While Brabham’s target is IndyCar, he’s keen to broaden his racing experience and grabbed the chance to compete for NASCAR star David Gilliland.
His debut was ultimately cut short with an electrical issue while he was running solidly inside the top five late in the 125-lap race.
Brabham ran inside the top 10 for most of the race, improving lap by lap as he became more confident in the Limited Late Model car.

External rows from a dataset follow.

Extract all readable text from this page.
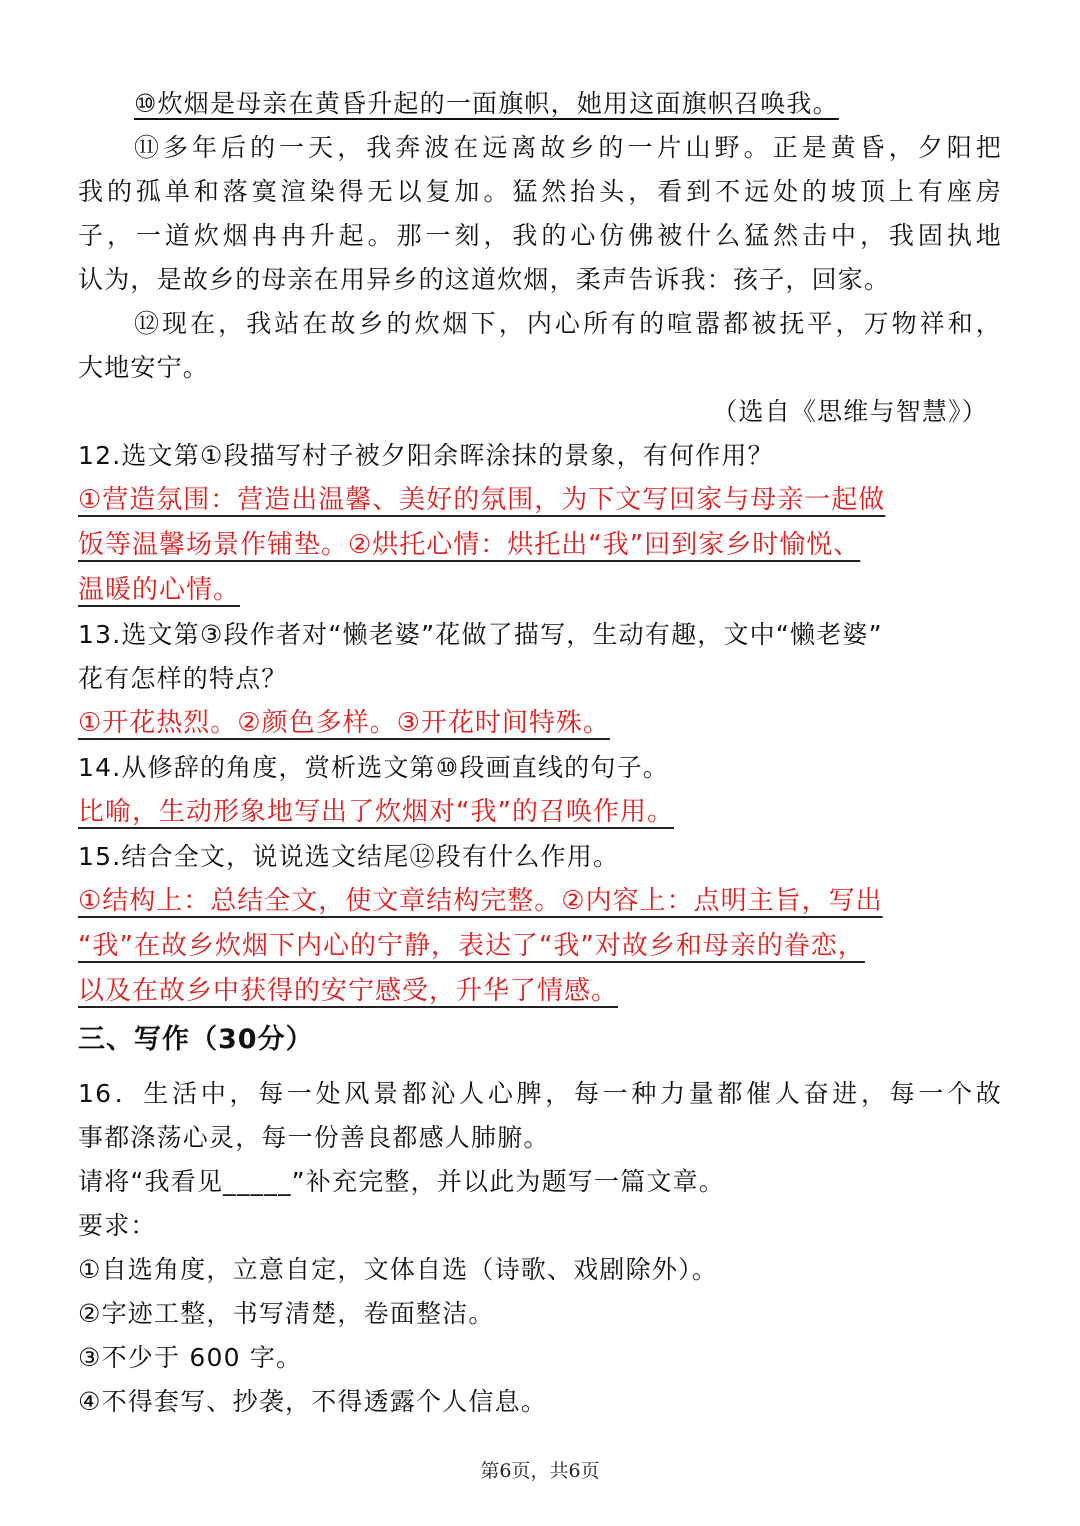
⑩炊烟是母亲在黄昏升起的一面旗帜，她用这面旗帜召唤我。

⑪多年后的一天，我奔波在远离故乡的一片山野。正是黄昏，夕阳把

我的孤单和落寞渲染得无以复加。猛然抬头，看到不远处的坡顶上有座房

子，一道炊烟冉冉升起。那一刻，我的心仿佛被什么猛然击中，我固执地

认为，是故乡的母亲在用异乡的这道炊烟，柔声告诉我：孩子，回家。

⑫现在，我站在故乡的炊烟下，内心所有的喧嚣都被抚平，万物祥和，

大地安宁。

（选自《思维与智慧》）

12.选文第①段描写村子被夕阳余晖涂抹的景象，有何作用？

①营造氛围：营造出温馨、美好的氛围，为下文写回家与母亲一起做

饭等温馨场景作铺垫。②烘托心情：烘托出“我”回到家乡时愉悦、

温暖的心情。

13.选文第③段作者对“懒老婆”花做了描写，生动有趣，文中“懒老婆”

花有怎样的特点？

①开花热烈。②颜色多样。③开花时间特殊。

14.从修辞的角度，赏析选文第⑩段画直线的句子。

比喻，生动形象地写出了炊烟对“我”的召唤作用。

15.结合全文，说说选文结尾⑫段有什么作用。

①结构上：总结全文，使文章结构完整。②内容上：点明主旨，写出

“我”在故乡炊烟下内心的宁静，表达了“我”对故乡和母亲的眷恋，

以及在故乡中获得的安宁感受，升华了情感。

三、写作（30分）

16．生活中，每一处风景都沁人心脾，每一种力量都催人奋进，每一个故

事都涤荡心灵，每一份善良都感人肺腑。

请将“我看见_____”补充完整，并以此为题写一篇文章。

要求：

①自选角度，立意自定，文体自选（诗歌、戏剧除外）。

②字迹工整，书写清楚，卷面整洁。

③不少于 600 字。

④不得套写、抄袭，不得透露个人信息。

第6页，共6页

“It was really close, tough racing out there; running by yourself does not prepare for the race,” explained Brabham.
Earlier this month, Brabham completed his first test in a Honda-powered Andretti Autosport IndyCar Series car at Iowa Speedway.
SUZUKA 8 HOUR: Stoner’s racing return a massive pain
CASEY Stoner can count himself lucky after a scary high-speed crash which destroyed his Honda in yesterday’s Suzuka Eight Hour endurance race when a jammed throttle flung him into a barrier.
The two-time world MotoGP champ escaped with just a busted right scapula (shoulder) and fractured left ankle after crashing in a fast right-hander that leads to a hairpin.
Stoner was taken to the infirmary but returned to his pit later swathed in bandages and on crutches.
In his first competitive outing since ‘retiring’ at the end of 2012, Stoner had just ridden into the lead.
But the much-heralded comeback/cameo lasted a mere 15 minutes.
The race, held in punishing 35-degree heat and marred by many crashes, fell to the crack Yamaha team of Kat Nakasuga and MotoGP riders Pol Espargaro and Bradley Smith.
The quality trio dominated for much of the race, taking Yamaha’s first victory since 1996 in one of the toughest endurance tests in motorcycle road racing.
Young Australian Josh Hook and his Swiss co-rider Dominique Aegerter also shone, leading at different times and taking an impressive second for Honda.
Stoner’s team had to wait until the end of the race for the bike to be returned so it could be examined to establish the cause of the crash.
Data confirmed that the throttle was 26 degrees open before the crash.